In the wake of Donald Trump’s stunning electoral victory, his supporters (both the proud and their more timid “anti-anti-” handmaidens) preyed on the shattered realities of their opponents with the slogan “This is how you got Trump.”
The antecedent to TIHYGT could be any right-of-center hobbyhorse, from the biased and condescending elite media, to Obama’s executive overreach, to new “politically correct” emojis. (Even women who refused to date conservatives were proffered as a reason Trump won.) It is a bottomless well, providing for endless dunking.
While TIHYGT masquerades as moral lesson, in practice, the phrase is wielded as schadenfreude, even menace. “That thing you, my liberal friend, hold dear? That was the instrument of your doom. And I’m not going to pretend Trump is going to be good for you. You will hate every minute of it.”
Like so much of our current debate, TIHYGT is a flex. No one who tweets “learn to code” at a laid-off journalist expects them to pick up a new trade. And there are no illusions that Democrats will question their values as the result of an election they view as freakish, if not illegitimate.
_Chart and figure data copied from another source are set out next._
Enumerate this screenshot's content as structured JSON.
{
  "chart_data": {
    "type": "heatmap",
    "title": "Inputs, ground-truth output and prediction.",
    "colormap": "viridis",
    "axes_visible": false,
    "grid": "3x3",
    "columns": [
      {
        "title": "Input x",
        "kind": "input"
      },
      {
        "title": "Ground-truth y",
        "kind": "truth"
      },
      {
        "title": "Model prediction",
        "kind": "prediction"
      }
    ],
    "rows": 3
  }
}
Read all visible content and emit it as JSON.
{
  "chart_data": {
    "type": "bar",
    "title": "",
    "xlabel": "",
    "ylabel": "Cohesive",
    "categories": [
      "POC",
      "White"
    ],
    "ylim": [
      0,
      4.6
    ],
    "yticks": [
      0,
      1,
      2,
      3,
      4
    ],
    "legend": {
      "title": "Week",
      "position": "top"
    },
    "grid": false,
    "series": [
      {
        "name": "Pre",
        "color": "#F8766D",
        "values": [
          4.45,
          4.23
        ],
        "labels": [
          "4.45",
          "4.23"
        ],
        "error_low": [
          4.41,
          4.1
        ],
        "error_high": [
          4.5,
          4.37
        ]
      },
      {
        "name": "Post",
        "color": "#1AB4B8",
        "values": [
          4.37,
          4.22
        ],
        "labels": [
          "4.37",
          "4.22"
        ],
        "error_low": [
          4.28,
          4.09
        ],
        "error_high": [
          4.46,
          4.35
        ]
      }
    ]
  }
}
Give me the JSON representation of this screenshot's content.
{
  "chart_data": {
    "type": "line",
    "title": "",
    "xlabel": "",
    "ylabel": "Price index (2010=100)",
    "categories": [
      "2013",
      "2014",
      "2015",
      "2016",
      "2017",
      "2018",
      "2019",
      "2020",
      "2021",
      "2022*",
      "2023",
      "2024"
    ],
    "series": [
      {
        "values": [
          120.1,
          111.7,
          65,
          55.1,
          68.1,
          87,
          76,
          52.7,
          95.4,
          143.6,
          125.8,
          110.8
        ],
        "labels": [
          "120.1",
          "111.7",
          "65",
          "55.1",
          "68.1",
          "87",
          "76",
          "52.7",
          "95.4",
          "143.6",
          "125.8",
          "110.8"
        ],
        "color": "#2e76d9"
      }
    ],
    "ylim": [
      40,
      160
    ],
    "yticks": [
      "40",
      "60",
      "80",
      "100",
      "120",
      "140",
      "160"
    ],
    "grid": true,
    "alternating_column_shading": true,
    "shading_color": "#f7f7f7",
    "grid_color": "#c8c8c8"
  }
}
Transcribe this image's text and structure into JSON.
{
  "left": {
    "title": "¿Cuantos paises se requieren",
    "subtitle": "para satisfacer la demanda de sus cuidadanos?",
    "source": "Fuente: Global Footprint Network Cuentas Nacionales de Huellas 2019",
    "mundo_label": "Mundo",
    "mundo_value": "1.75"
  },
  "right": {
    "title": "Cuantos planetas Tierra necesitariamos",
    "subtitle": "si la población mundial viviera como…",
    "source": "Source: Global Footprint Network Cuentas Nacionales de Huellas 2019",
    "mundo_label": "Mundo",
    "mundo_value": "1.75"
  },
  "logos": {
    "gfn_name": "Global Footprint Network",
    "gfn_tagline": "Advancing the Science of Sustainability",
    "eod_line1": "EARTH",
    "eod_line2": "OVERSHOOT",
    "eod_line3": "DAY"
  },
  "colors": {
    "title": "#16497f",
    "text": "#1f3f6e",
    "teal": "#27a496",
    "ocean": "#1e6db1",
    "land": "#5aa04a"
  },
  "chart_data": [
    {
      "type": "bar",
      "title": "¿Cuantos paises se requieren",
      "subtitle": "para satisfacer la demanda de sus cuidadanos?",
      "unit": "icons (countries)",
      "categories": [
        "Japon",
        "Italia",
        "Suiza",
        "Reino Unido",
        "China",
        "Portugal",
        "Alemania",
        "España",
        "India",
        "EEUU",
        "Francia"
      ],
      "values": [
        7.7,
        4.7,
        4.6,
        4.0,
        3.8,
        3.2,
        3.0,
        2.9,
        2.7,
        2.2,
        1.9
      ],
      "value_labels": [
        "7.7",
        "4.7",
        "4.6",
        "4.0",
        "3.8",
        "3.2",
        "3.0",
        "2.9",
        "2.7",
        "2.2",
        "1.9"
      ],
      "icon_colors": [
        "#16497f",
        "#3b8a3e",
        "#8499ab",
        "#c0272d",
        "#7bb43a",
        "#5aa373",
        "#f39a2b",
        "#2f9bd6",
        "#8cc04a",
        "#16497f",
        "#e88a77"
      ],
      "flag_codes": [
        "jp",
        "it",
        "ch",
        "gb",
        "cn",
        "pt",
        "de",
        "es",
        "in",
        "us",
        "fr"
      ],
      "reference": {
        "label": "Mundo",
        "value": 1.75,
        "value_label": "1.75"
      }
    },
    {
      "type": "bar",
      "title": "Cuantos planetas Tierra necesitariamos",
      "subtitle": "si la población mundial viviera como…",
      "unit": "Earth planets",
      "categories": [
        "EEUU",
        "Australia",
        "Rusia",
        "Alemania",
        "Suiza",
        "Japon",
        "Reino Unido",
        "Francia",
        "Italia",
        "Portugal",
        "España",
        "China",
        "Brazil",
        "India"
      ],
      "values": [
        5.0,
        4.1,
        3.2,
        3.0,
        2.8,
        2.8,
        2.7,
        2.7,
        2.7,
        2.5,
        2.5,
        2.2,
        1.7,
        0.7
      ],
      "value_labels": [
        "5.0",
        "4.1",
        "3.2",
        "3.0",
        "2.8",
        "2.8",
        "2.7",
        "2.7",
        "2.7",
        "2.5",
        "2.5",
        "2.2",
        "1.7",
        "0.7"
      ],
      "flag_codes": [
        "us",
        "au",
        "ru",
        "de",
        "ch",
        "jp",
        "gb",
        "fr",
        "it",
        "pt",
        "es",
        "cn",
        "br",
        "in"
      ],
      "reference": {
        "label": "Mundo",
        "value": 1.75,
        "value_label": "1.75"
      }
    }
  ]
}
Whatever enjoyment comes from reminding liberals of their shortcomings is fleeting.
Republicans should worry that the left will soon be playing the same game: the rule book is out, and punishing your foes is a higher virtue than rewarding your friends.
A radicalized class of House Democratic freshmen and the left’s flirtations with socialism offer hints of how a Trumpified GOP might soon be hearing, “This is how you got Alexandria Ocasio-Cortez.”
Last week, Democratic presidential aspirants submitted to a positively Bolshevik “Green New Deal” that envisions the end of air travel and rebuilding or retrofitting every building in the country. Democrats who once supported tough anti-illegal immigration measures (including physical barriers) now slouch towards open borders. The Overton Window on marginal tax rates has shifted to serious discussion of a top rate of 70 percent. The gun control debate has moved beyond universal background checks and waiting periods to threats of confiscation by force and pre-purchase social media screenings.
Is this the same party that voted in record numbers for ex-Goldwater Girl and Iraq war-supporter Hillary Clinton? Yes, but it’s also a party that, like a hit dog, hollers for vengeance, with an activist base that views policy moderates like Joe Biden or Amy Klobuchar with suspicion.
Might Democrats fumble the ball by embracing an agenda that’s dangerously out of step with the American mainstream? Sure. But what was mainstream about a Trump campaign that advocated a ban on Muslim immigrants, or a concrete wall stretching from the Pacific Ocean to the Gulf of Mexico, or a trade war that would imperil our economy for the sake of a few favored industries?
A Democrat could be forgiven for deciding that Trump’s perceived flaws -- his character and his ideas -- were in fact central to his victory. His vulgar cruelty was not an impediment to governance, but evidence of his will to dominate. His proposals were judged not by their extremeness or impracticality, but by the rage and anguish they would evoke among progressives. And when has Trump stumbled? As a Trump supporter lamented to the New York Times during the recent government shutdown, “he’s not hurting the people he needs to be hurting.”
Democrats might also infer that Trump’s re-election effort will suffer the same fate as Hillary Clinton’s 2016 campaign, their stay-the-course messages overwhelmed by scandal and their supporters fatigued.
If Trump is destined for defeat (as reports that suburbanites and women are fleeing the GOP suggest), who could blame Democrats for rallying behind the candidate of their revenge fantasies? Elizabeth Warren’s 3 percent annual wealth tax on billionaires might wreak havoc on capital markets and job creation, but imagine the wails from the Adelson, Koch and Mercer families.
Yesterday at NRO, Jay Cost admitted his fear “that Trump’s unpopularity could ultimately bring a socialist into the White House.” Precisely. It’s time for Republicans to move with haste to back a serious primary effort that will bring lapsed GOP voters and right-leaning independents home.
MAGA cultists and the grifters who feed off them will be unmoved by warnings of what comes après Trump. But establishment Republicans who have accommodated themselves to his presidency should consider the costs of his continued party leadership.
Otherwise, prepare for a soul-crushing TIHYGAOC struggle session in your not-too-distant future.